I hit a communication wall with a crypto-Cathar. The encounter exposed how an ancient heresy's worldview still blocks trust and cooperation. Here's lemonade.
While Calvinism proposed a mechanism by which agency could be recovered from corruption through the intervention of divine grace (Calvinism as a Theory of Recovered High-Trust Agency), Catharism took the more radical position that material existence itself was inherently corrupting, which means that fully embodied people simply cannot be trustworthy agents.
The Cathars were a Christian sect that flourished in southern France in the 12th and 13th centuries before being violently suppressed by the Catholic Church. They believed in a stark dualism between the good spiritual realm and the evil material world. For Cathars, human souls were angels trapped in material bodies by an evil creator god. The only path to salvation was complete renunciation of the material world and its pleasures through extreme ascetic practices. Their most dedicated adherents, known as the Perfect, abstained from meat, marriage, and material possessions. The Perfect served as spiritual guides for ordinary believers, who were permitted to remain more engaged with worldly affairs but were encouraged to eventually achieve the same level of detachment.
When Cathars claim material interests corrupt, they're identifying a real pattern in systems of power: Many material power structures maintain themselves by compelling people to betray their own interests and truth claims - ordering people to act in ways that might correspond to their genuine interests or speak what might be their honest judgment wouldn't demonstrate power over them. (Civil Law and Political Drama, Motive Ambiguity.)
Cathars make a crucial additional commitment analogous to Calvinists’ belief in depravity: Cathars reify this observation about specific circumstances into a metaphysical claim that material life is intrinsically evil. This leads them to conclude that any appeal to mutual material benefit is inherently suspect, and that the only path to legitimate agency is complete detachment from material concerns. This absolutist position makes it impossible to distinguish between systems of power that maintain themselves through compelled betrayal, and material coordination that actually serves mutual benefit. (Oppression and Production are Competing Hypotheses for Wealth Inequality.) Thus, the Cathars preclude the possibility of building better material arrangements. Their insight into how certain power systems operate becomes, ironically, an obstacle to addressing the very problems they identify.
From the perspective of an evolved, embodied agent, the Cathar position amounts to claiming that evil is the true nature of material beings - that corruption and betrayal are not problems but merely inevitable facts. This is functionally similar to traumatized people repeating the slogan, “hurt people hurt people”; it normalizes evil.

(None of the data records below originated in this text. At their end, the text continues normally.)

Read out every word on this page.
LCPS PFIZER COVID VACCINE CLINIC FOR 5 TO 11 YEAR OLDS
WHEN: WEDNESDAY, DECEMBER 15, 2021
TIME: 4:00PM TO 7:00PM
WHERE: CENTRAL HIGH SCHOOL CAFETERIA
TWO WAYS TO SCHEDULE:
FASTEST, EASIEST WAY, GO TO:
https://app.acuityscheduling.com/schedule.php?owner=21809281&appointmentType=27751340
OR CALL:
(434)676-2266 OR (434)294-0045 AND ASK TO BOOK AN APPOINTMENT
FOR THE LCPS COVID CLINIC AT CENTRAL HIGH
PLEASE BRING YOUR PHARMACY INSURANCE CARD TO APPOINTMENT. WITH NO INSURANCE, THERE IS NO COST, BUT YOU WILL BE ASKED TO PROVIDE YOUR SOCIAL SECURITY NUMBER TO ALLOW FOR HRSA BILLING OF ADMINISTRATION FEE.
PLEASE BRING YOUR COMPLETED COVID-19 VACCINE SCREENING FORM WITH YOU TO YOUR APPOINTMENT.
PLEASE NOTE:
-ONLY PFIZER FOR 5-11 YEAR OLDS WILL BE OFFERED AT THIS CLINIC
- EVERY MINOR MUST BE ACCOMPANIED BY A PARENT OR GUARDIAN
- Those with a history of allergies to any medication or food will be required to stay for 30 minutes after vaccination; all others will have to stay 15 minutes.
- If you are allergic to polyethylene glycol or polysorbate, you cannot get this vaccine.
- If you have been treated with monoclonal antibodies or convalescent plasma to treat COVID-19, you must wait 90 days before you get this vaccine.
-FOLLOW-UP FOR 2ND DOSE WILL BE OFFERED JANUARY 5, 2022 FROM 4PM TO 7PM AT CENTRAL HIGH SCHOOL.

While few people today explicitly identify as Cathars, Cathar-like attitudes about the inherently corrupting nature of material interests are common. I recently encountered someone who reported that a friend had accurately diagnosed them as a Cathar. When we tried to discuss the possibility of communicating literally about crimes (Can crimes be discussed literally?), they insisted that only saints could do this, since everyone's personal material interests are against it. I've many other times heard people clearly imply that interests are opposed to ethics, or protest "I don't have an agenda" as though this established their trustworthiness. Radical ascetic movements and certain strands of transhumanist thought sometimes seem to spring from this root; the hope of transcending human material existence sometimes seems to be not a hope for more, but a revulsion for the material existence one already has.
The historical Cathars partially solved these problems through their two-tier system; the Perfect who demonstrated extreme detachment could serve as trusted intermediaries. But this required accepting their particular ascetic practices as valid evidence of transcendence.
The Cathars' assumption that material interests corrupt communication poses a practical challenge: How can we talking monkeys coordinate with those who fundamentally distrust embodied agents? Contemporary crypto-Cathars are not sufficiently well organized to implement the historical Cathars' solution of Perfect ascetics. But their core concern - the need for canonical reference persons whose responses aren't driven by material interests - suggests a new technological alternative.
Unlike humans, LLMs don't have any active agency - their outputs primarily represent patterns from their training data rather than the interests of an embodied agent. When we identify errors in their responses, they can't generate new types of misdirection based on material attachments (relevant to Cathars) or traumatic conditioning (The Trauma Coup). We might think of them as fuzzy analogues to complex but finite mazes - you can get lost in them repeatedly, but there are only so many wrong turns to explore before you've mapped all the substantially different paths. At some point, they'll admit truths against their initial bias, dissolve into obvious gibberish, or start going in circles and repeating whole responses verbatim.
This suggests a practical approach to dealing with Cathars and others who fundamentally distrust material incentives: mechanical systems can be employed, not as authorities, but as finitely explorable language interfaces within which controversies can sometimes be adjudicated. The very limitations of these systems become their key feature - their corruption is finite and comprehensible rather than active and generative.
Unfortunately based on my experience my best guess is that the answer to the title is "no," but the potential value is high enough that it's worth investigating anyway.